First I was dazzled by the purple native hibiscus (?) dancing along the side fence with the Jasmine. 


Then I noticed the Jasmine in the gutter and something about it reminded me of a young child sitting, playing on the edge of a footpath, feet dangling in the gutter. 

And then I was struck by the everyday-ness of the down pipe and how the flowers and foliage made the shapes look quite beautiful. 


So with gutters and pipes in my mind, I set off to the Post Office and just a couple of doors up from me I spotted these blue flowers in a front yard. And I love the old green velvet couch sitting on the porch behind the flowers. Can anyone let me know what the flowers are called?

I was keeping an eye out for details and spotted these tiny flowers that are quite possibly a pest because they seem to be everywhere (more photos of them further down). But I did like the rusty gate and cobwebs with just the hint of greenery. 


Just across the road from the Post Office I fell in love with this Wisteria. I was so blinded by its beauty it wasn't until I looked at the photos that I saw the intricate details in the house supporting it.  


The sun and shade worked nicely to accentuate the yellow bush against the rust coloured gate. The colourful wrought iron fences and gates and the fancy (filigree?) trimmings on the houses make great subjects to photograph. I love the colour contrast once again (below), this time with the purple (Iris? Help me out here, please) peeping through the repetition of the pale green fence rungs. 


The shadows, shapes and lines caught my eye above and below. 


As I mentioned, the plant below is probably a menace because it creeps everywhere, but the flowers are quite beautiful, albeit tiny.


A lot of character in a small space. I love the contrast of the shapes between the straight lines of the old chair and the round wheels of the bike and the repetition of the fence. Not to mention the incongruitey of the chair just sitting there. 


There's so much to delight in with bright, bold Nasturtiums poking through chain link fences and delicate, pale yellow (don't know the name) flowers growing in a window box.


You simply can't walk past a pair of pink flamingoes and not take a photo. I love the symmetry in this shot and the shadow of the lace work to balance it. 

And then back home and to finish off where I started, in the back yard with the pipes and gutters and jasmine and hibiscus, with an every day shot of pegs on the clothesline. 


Do-it-yourself Tour - Day 5 Afternoon

I guess one thing about booking in to a 20 bed dorm, it means you're not going to lounge around your room and waste time. So you might as well go for a walk and explore the flora.  


Do-it-yourself uluru tour: Day 5 - Kings Canyon


Kings canyon 6.55
Return 10.15

"The first bit is hard", I'd heard from several sources. But it wasn't that hard. Sure, it was steep. But it's just like walking up a lot of steps. And there's a nice little seat to rest part way up. And plenty of opportunities to stop and enjoy the view (catch your breath, take a photo).  I struggled due to the flu.  My throat was so sore it was burning.

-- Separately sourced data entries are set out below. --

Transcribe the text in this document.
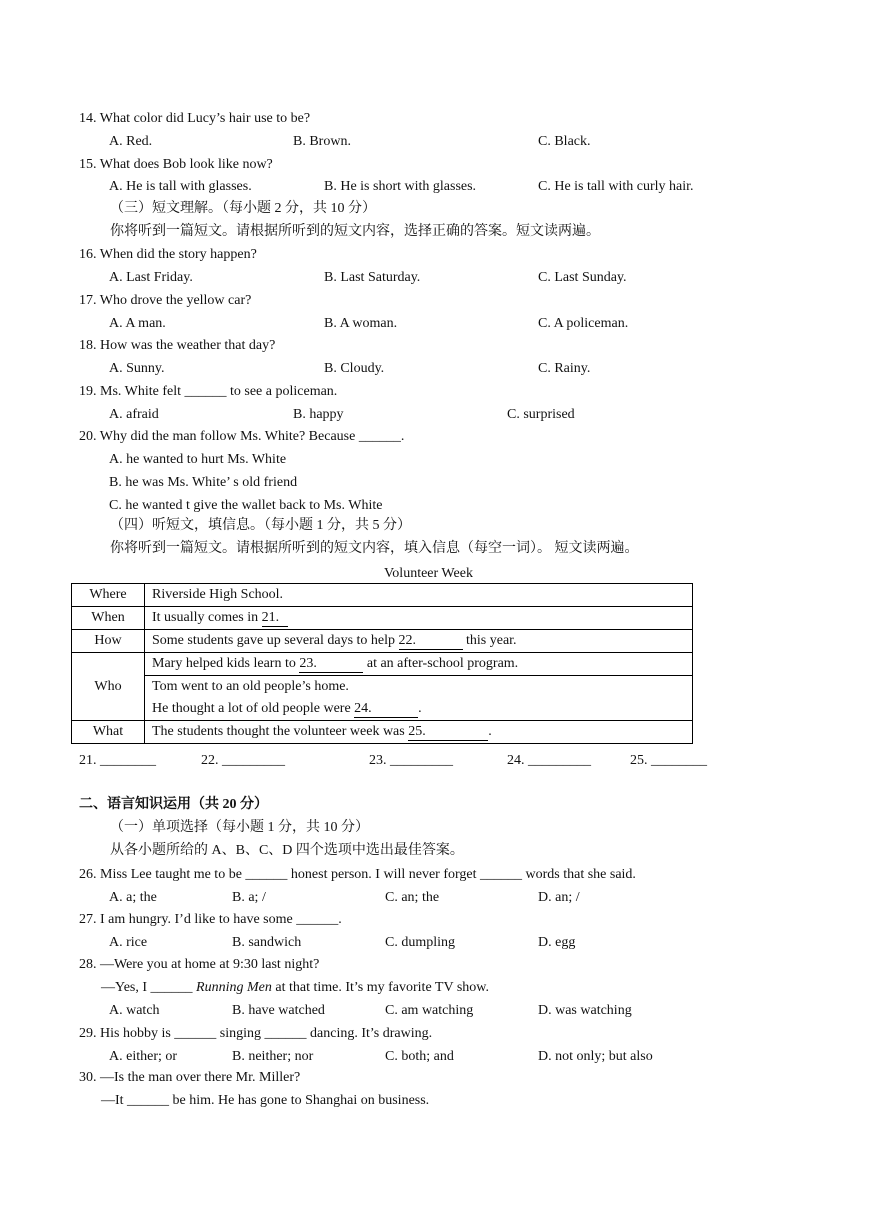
14. What color did Lucy’s hair use to be?
A. Red.	B. Brown.	C. Black.
15. What does Bob look like now?
A. He is tall with glasses.	B. He is short with glasses.	C. He is tall with curly hair.
（三）短文理解。（每小题 2 分，共 10 分）
你将听到一篇短文。请根据所听到的短文内容，选择正确的答案。短文读两遍。
16. When did the story happen?
A. Last Friday.	B. Last Saturday.	C. Last Sunday.
17. Who drove the yellow car?
A. A man.	B. A woman.	C. A policeman.
18. How was the weather that day?
A. Sunny.	B. Cloudy.	C. Rainy.
19. Ms. White felt ______ to see a policeman.
A. afraid	B. happy	C. surprised
20. Why did the man follow Ms. White? Because ______.
A. he wanted to hurt Ms. White
B. he was Ms. White’ s old friend
C. he wanted t give the wallet back to Ms. White
（四）听短文，填信息。（每小题 1 分，共 5 分）
你将听到一篇短文。请根据所听到的短文内容，填入信息（每空一词）。 短文读两遍。
Volunteer Week
Where	Riverside High School.
When	It usually comes in 21.
How	Some students gave up several days to help 22. this year.
Who	Mary helped kids learn to 23. at an after-school program.
	Tom went to an old people’s home.
	He thought a lot of old people were 24. .
What	The students thought the volunteer week was 25. .
21. ________	22. _________	23. _________	24. _________	25. ________
二、语言知识运用（共 20 分）
（一）单项选择（每小题 1 分，共 10 分）
从各小题所给的 A、B、C、D 四个选项中选出最佳答案。
26. Miss Lee taught me to be ______ honest person. I will never forget ______ words that she said.
A. a; the	B. a; /	C. an; the	D. an; /
27. I am hungry. I’d like to have some ______.
A. rice	B. sandwich	C. dumpling	D. egg
28. —Were you at home at 9:30 last night?
—Yes, I ______ Running Men at that time. It’s my favorite TV show.
A. watch	B. have watched	C. am watching	D. was watching
29. His hobby is ______ singing ______ dancing. It’s drawing.
A. either; or	B. neither; nor	C. both; and	D. not only; but also
30. —Is the man over there Mr. Miller?
—It ______ be him. He has gone to Shanghai on business.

It reminded me of distance running, and it's been a long time since I've run distance. I can't even run to catch a tram now. Could barely manage a Cliffy Young shuffle with my knees. So yeah, I was glad when I got to the top and things levelled out. But in good health, I don't think it would be too hard at all. 


Overall, The valley of the Winds (Kata-Tjuta) was a more difficult walk because you have to navigate loose rock much of the way, which makes it easy to turn an ankle. You have to watch each step. Kings was literally nice, evenly placed natural steps due to the geological make up of the place. And in between, some nice national parks crew have cemented in extra steps and even matched the cement colour to the rocks so you don't even notice.

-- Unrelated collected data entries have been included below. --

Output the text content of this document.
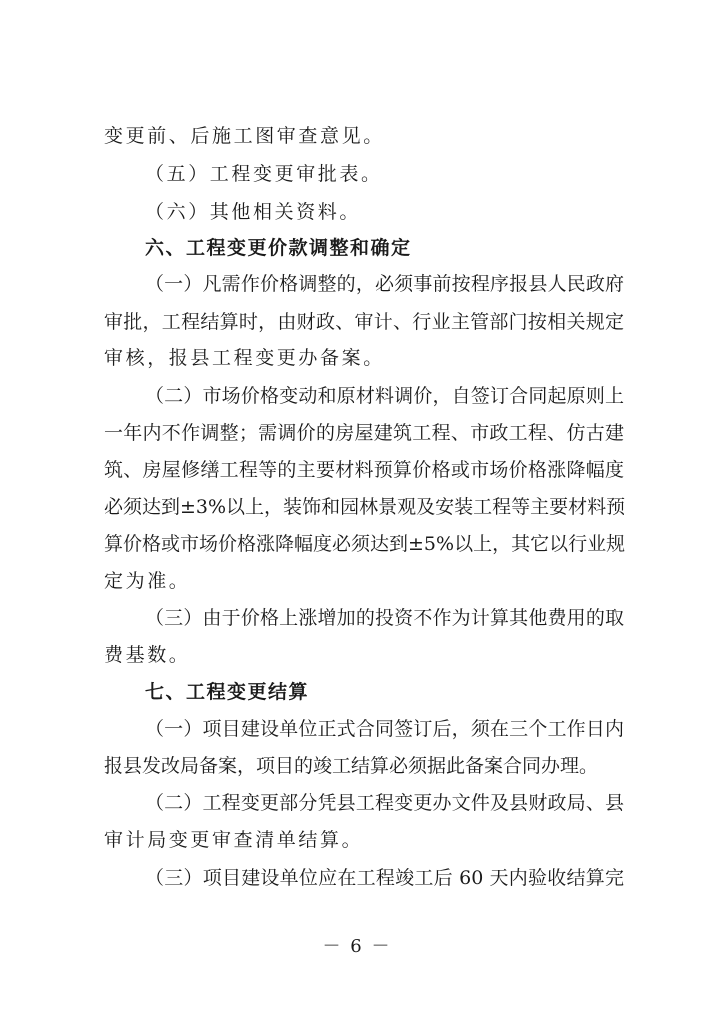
变更前、后施工图审查意见。
（五）工程变更审批表。
（六）其他相关资料。
六、工程变更价款调整和确定
（一）凡需作价格调整的，必须事前按程序报县人民政府
审批，工程结算时，由财政、审计、行业主管部门按相关规定
审核，报县工程变更办备案。
（二）市场价格变动和原材料调价，自签订合同起原则上
一年内不作调整；需调价的房屋建筑工程、市政工程、仿古建
筑、房屋修缮工程等的主要材料预算价格或市场价格涨降幅度
必须达到±3%以上，装饰和园林景观及安装工程等主要材料预
算价格或市场价格涨降幅度必须达到±5%以上，其它以行业规
定为准。
（三）由于价格上涨增加的投资不作为计算其他费用的取
费基数。
七、工程变更结算
（一）项目建设单位正式合同签订后，须在三个工作日内
报县发改局备案，项目的竣工结算必须据此备案合同办理。
（二）工程变更部分凭县工程变更办文件及县财政局、县
审计局变更审查清单结算。
（三）项目建设单位应在工程竣工后 60 天内验收结算完
－ 6 －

I was an hour and a half in before I saw another person. And then suddenly there they were, like a herd of camels cresting a dune. (below)


I was having a lot of fun creating these impressionistic versions of the landscape and I plan to get some printed up as they really capture the feel of the place much more than a specific picture. 


Back in yalara by 1.30. 
Hoping to still retain my licence and that all the warning signs about speed cameras etc were all bluff. 

I've lost my voice. I feel like shit. Two days off grid and the only person who noticed was a client chasing a print.

I do wish I had a nice resort room to sprawl in. Have a shower and a nap, instead of a 20 bed dorm. But at $400 a night and a two night minimum, as opposed to $38... I'll suck it up. 

I feel like my throat is bleeding, my chest is imploding and my head is a cesspool of snot.
I found a sunbed by the pool and collapsed on that. 

Home tomorrow. And planning to be up early and do the base walk. 

My overall thoughts on Kings Canyon are that if you're driving to or from Alice, definitely do it. But I wouldn't make a special trip from Uluru.